Hmmm. Well, like I said, I couldn’t see the clip (just got a frozen first frame), but what I saw looked white, if fuzzy. I can’t say either way and was going by what somebody else had said.

He was apparently right that he had seen something similar to what he’d described. However, he was not simply “right.” For one, he insisted that he heard her say it (even going so far as to argue that it would not have been censored). Since it was “cuckood” out, we know that is not true. Other parts of what he said aren’t true either.

For example, he had said:

The clip doesn’t bear this out. There was, in fact, quite a bit of hesitation. And she didn’t say what he claims she said.

He also said:

Now, as I noted, I didn’t see the clip, so you’ll have to tell me if any part of this is correct. But the audio clip I heard doesn’t seem to bear this out. Eubanks didn’t stop in “stunned amazement,” but rather kept on going and told her that she had to name a place. I don’t think there was enough time on the audio clip to go through all the camera changes Lib mentioned, but, again, I’ll have to rely on somebody else to help with that.

I think what we have here, in general, is something related to another message posted in this thread. There seems to be a feeling that just because evidence is found of something, that means it’s not an urban legend any more. Not true. Jan Harold Brunvand, the dean of urban legends, makes the point in many of his books that something can have a true beginning and still turn into an urban legend (or, in reverse, something can be an urban legend and eventually something will happen that goes along with it).

Did Lib see something similar to what this clip shows? Probably. Was that “contaminated” with the urban legend version, which is different from what actually appears to have been said? Again, I would say probably. This is why snopes categorized its veracity as “sort of.”

David B said:

**

Having lurked through the original thread, and now having watched the clip, I gotta say, I’m a little disappointed in Snopes for continuing to attempt to weasel out of admitting they were wrong.

Quote from Snopes:

**

Oh, so we insist that the actual event that inspired a story that has been circulating for years corresponds in every detail with the current version of the story? Come on guys, haven’t we all played telephone when we were kids? Don’t you remember that a simple message passed through even a small number of people can become hopelessly garbled? Plus, I’m sure hundreds of amatuer comedians have altered the story to suit their tastes or audience.

So the couple ain’t black, big deal, they sure ain’t WASPs from New York either.

So she said “In the ass” instead of “That’d be the butt, Bob.” “That’d be the butt, Bob” is far funnier IMHO, and thus, as reasonable edit from the original for someone telling to story to get a laugh.

So it was bleeped out, rather than said openenly. Again, much funnier if it goes over the air for all to hear.

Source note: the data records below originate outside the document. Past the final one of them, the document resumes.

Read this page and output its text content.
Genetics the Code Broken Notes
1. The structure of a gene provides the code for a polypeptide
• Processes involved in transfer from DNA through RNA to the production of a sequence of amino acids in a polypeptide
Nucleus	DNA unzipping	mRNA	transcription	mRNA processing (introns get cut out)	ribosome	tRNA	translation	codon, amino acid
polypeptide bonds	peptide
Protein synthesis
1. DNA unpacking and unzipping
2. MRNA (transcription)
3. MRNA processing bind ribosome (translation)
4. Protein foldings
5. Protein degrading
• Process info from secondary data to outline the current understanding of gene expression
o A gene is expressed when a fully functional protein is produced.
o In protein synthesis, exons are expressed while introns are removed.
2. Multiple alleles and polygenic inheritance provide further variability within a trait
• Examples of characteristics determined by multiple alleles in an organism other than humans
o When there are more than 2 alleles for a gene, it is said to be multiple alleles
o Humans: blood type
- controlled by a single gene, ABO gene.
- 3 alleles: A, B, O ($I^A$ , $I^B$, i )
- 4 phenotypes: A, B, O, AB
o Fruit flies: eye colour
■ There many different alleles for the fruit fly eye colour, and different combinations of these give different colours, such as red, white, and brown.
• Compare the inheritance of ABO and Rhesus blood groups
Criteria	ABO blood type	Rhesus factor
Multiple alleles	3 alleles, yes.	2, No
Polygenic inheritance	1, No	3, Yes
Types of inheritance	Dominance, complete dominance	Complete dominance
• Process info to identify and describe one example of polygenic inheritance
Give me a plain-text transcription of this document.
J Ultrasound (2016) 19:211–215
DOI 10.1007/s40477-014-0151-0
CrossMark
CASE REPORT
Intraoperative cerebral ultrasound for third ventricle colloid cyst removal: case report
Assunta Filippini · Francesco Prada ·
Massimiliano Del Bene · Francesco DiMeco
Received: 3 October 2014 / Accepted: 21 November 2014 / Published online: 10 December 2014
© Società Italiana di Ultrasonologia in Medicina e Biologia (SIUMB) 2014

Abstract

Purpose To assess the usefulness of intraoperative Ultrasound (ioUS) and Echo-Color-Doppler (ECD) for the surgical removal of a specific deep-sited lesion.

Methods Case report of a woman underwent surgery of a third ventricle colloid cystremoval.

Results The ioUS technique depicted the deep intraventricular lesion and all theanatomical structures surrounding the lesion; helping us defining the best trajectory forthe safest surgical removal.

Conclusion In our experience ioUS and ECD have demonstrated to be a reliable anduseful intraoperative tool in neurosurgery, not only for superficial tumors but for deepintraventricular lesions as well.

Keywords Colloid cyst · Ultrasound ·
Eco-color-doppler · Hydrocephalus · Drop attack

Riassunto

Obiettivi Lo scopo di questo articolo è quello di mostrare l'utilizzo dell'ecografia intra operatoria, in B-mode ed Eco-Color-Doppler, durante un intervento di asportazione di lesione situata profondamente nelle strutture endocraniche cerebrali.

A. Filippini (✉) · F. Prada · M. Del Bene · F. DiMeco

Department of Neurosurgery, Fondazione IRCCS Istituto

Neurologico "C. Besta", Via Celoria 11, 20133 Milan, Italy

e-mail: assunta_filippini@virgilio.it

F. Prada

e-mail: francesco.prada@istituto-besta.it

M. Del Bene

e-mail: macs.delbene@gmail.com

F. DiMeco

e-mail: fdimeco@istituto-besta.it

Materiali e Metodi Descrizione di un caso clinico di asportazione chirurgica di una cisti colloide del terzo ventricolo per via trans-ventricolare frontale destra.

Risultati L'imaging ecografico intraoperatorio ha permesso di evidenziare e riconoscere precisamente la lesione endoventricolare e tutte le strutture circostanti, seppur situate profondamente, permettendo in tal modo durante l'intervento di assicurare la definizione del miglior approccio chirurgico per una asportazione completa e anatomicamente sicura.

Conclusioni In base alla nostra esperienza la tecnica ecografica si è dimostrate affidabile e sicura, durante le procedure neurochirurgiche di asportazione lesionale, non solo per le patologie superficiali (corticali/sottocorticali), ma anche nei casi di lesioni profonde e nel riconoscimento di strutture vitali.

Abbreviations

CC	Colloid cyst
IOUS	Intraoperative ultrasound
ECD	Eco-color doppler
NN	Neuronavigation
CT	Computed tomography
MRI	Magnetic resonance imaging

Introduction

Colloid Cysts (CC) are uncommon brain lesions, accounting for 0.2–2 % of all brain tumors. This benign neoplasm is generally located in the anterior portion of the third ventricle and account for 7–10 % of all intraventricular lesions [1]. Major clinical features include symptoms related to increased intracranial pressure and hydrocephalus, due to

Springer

If we are going to try to make a chicken and egg argument, the most reasonable conclusion to draw IMHO is that this clip is in fact the beginning of the “urban legend”. If it is, then the story is not an urban legend, it is an account of an actual event that has been altered through repeated retellings.

If you want to say that the story came first, then I’m gonna want to see some proof, such as air dates for the episode versus earliest documented sighting of the proposed UL.

Until then, I’m gonna have to say that Lib was right, this is not an urban legend, it actually happened.

gEEk

My question is, who got Bob Eubank’s $10,000 dollar reward for finding the clip? Snopes seems to imply no one has either claimed it, or it hasn’t been paid out yet.

I’d still be surprised if the thing actually aired, or if it just showed up on a bloopers show or tape somewhere. Even being “cuckooed” out, that still seems a mite racy for the time period it would have been showed.

By the by, when I went to check the video clip this morning, the link didn’t exist, so I’m not sure if it’s still there or not. The audio link worked, though. Seems fairly convincing to me, niggly little details aside.